Southern, Alabama State to open 2026 at historic Legion Field in Birmingham
Marshall Faulk’s first Southern game will land at Legion Field on Aug. 29, turning a neutral-site opener into a 71,000-seat SWAC showcase.

Southern and Alabama State will open the 2026 season at Legion Field in Birmingham, and the setup gives the SWAC a rare early chance to turn one game into a statement. The matchup is set for Saturday, Aug. 29, on a neutral stage that should feel bigger than a routine opener, especially with Southern beginning the Marshall Faulk era in front of a crowd built for a marquee event.
The conference said the game was approved after Birmingham City Council action, and Birmingham Mayor Randall Woodfin framed the matchup as another sign that the city is still chasing premier sports and entertainment events. Southern’s schedule lists the game as the Pete Richardson Classic, which adds another layer of branding to a meeting that already carries early-season weight for both programs. Alabama State will also have another Birmingham spotlight later in the fall, when it meets Alabama A&M in the Magic City Classic at Legion Field on Oct. 31.
The location matters because Legion Field is not a standard backdrop. The stadium opened in 1927, was named for the American Legion and drew 16,800 fans for its inaugural game. It now seats 71,000 and has housed some of the biggest college football moments in the state, from the first Iron Bowl to the Magic City Classic, which Birmingham describes as the largest HBCU classic in the nation. The venue also hosted 1996 Olympic soccer matches, and UAB says the Blazers played their first home game there in 1991.
That history is part of the appeal, but so is what the city is doing to keep the building relevant. Birmingham said in 2025 it would invest more than $1 million in Legion Field renovations and maintenance, including restroom expansion, wall repairs and reroofing of an adjacent maintenance shop. For Southern and Alabama State, that means the opener lands in a stadium that still carries the weight of college football tradition, even as the city works to refresh it.

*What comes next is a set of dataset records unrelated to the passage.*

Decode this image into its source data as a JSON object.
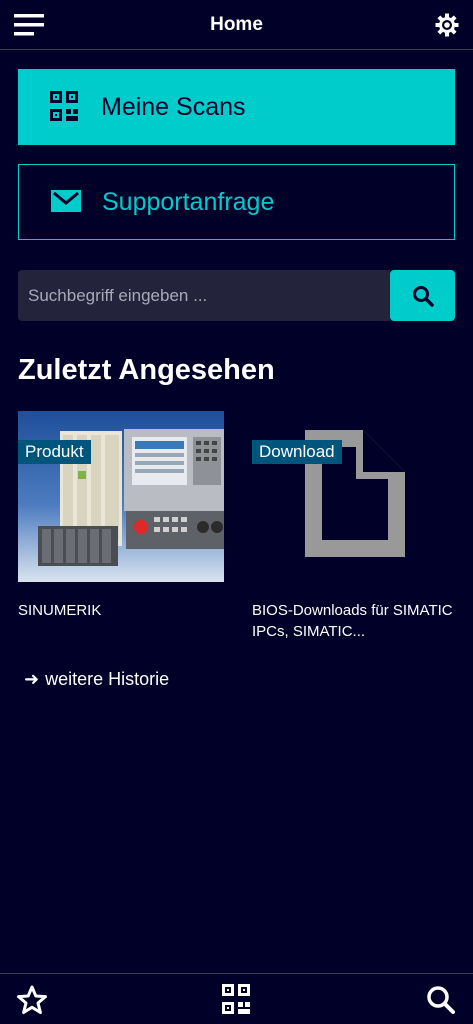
{
  "header": {
    "title": "Home",
    "menu_icon": "hamburger-menu-icon",
    "settings_icon": "gear-icon"
  },
  "actions": {
    "scans_label": "Meine Scans",
    "scans_icon": "qr-code-icon",
    "support_label": "Supportanfrage",
    "support_icon": "envelope-icon"
  },
  "search": {
    "placeholder": "Suchbegriff eingeben ...",
    "value": "",
    "button_icon": "search-icon"
  },
  "recent": {
    "title": "Zuletzt Angesehen",
    "items": [
      {
        "badge": "Produkt",
        "title": "SINUMERIK",
        "image": "cnc-product-image"
      },
      {
        "badge": "Download",
        "title": "BIOS-Downloads für SIMATIC IPCs, SIMATIC...",
        "image": "document-icon"
      }
    ],
    "more_label": "weitere Historie",
    "more_icon": "arrow-right-icon"
  },
  "bottom_nav": {
    "favorites_icon": "star-icon",
    "scan_icon": "qr-code-icon",
    "search_icon": "search-icon"
  },
  "colors": {
    "background": "#000028",
    "accent": "#00cccc",
    "input_bg": "#23233c",
    "badge_bg": "#00557c",
    "doc_gray": "#999999"
  }
}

For Southern, the game is the first test of a new era under Faulk and an early measuring stick before the Jaguars return to Baton Rouge for the following week’s Pete Richardson Classic against Kentucky State. For Alabama State, it is a chance to start fast in a setting that should feel like a showcase rather than a road trip. In a league where visibility can shape recruiting, attendance and national perception, Legion Field gives both teams a stage that can echo well beyond opening weekend.